6 Tutorial 6: Intro to Scraping
After working through Tutorial 6, you’ll…
- know how to define web scraping
- know about chances, but also legal and ethical limitations of web scraping
- know the basics of HTML & CSS
6.1 What is web scraping?
I understand web scraping as the automated collection and retrieval of relevant data from website code. Generally, this includes at least three steps5:
Identify the URL of the website you want to scrape
Download its content
From downloaded data, separate „junk“ from relevant data
6.2 Why use web scraping?
In previous tutorials, we have mainly worked with existing data - for example, Excel files already (and conveniently) including the data we needed.
However, in most cases this is not the case. You may have to acquire data on your down. Since a lot of social media platforms have closed automated access to their data via so-called Application Programming Interfaces (APIs), see more here, researchers increasingly have to collect data via other methods.
While “doing your own data collection” is relatively normal for surveys or experiments, it has led to new modes of data collection for content analyses. “Newer” methods include tracking, data donation - or scraping (for an overview of these methods, see here).
Web scraping has several advantages:
- It allows us to collect data that may otherwise not be available for research
- It allows us to collect new (meta) data (e.g., timestamps of content, multi-modal data)
- It allows us to rely on the structuredness of websites to scale-up data collection
6.3 Ethical, legal, and technical limitations
While web scraping has some advantages, these go hand in hand with several ethical, legal, and technical limitations. For excellent and far more detailed overviews on all of these points, see this overview article by Luscombe et al., 2022 (in English) or recent discussions by M. Haim (in German).
Ethically, researchers should ask: Should I scrape this website?
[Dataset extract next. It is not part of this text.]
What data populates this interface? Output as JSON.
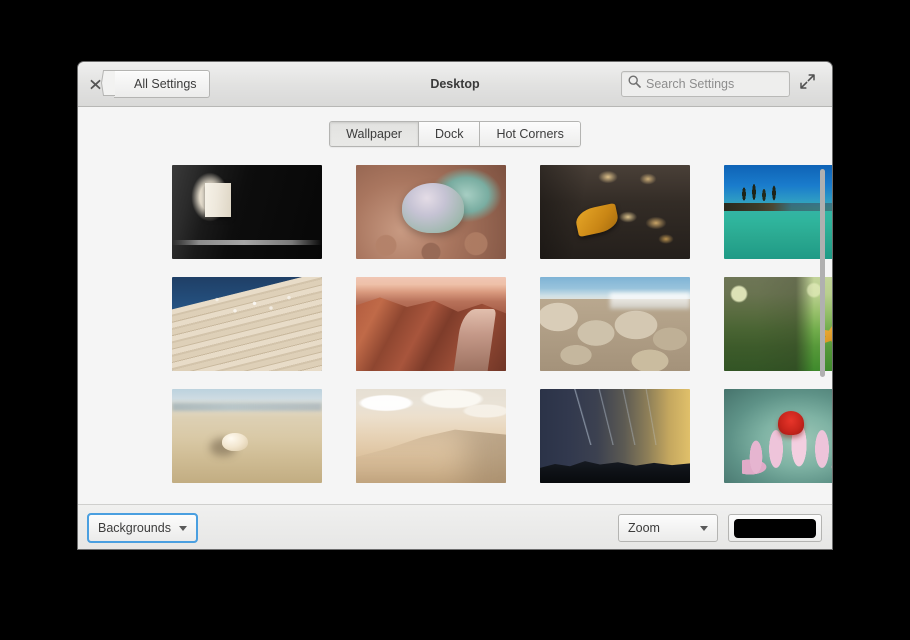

For example, is this data public or private? Does it contain information by individuals and/or could this information be used to harm specific individuals? Also, by repeatedly scraping content from a website, could I unvoluntarily disturb the service of the website (e.g., in what may be considered a DoS attack)?
Legally, researchers should ask: Am I allowed to scrape this website? . Whether and to what degree scraping is legal depends, among other contexts, on what and how much content is scraped, who is scraping this content in which country, etc. In Germany, current legislation allows scraping for scientific research - but only under certain conditions. A good way of addressing both ethical and legal aspects is to follow “rules of good scraping behavior”. For example, website hosts often define which elements of their website can be scraped, by whom, and with what speed in their robots.txt, something we should respect. For the example of Wikipedia, see here.
Technically, researchers should ask: Can I scrape this website? Not all elements of websites could/should be accessed via scraping. For example, dynamic content is harder to scrape; the same accounts for content behind paywalls or user logins.
6.4 Source code
To understand web scraping, you have to understand what it relies on: source code.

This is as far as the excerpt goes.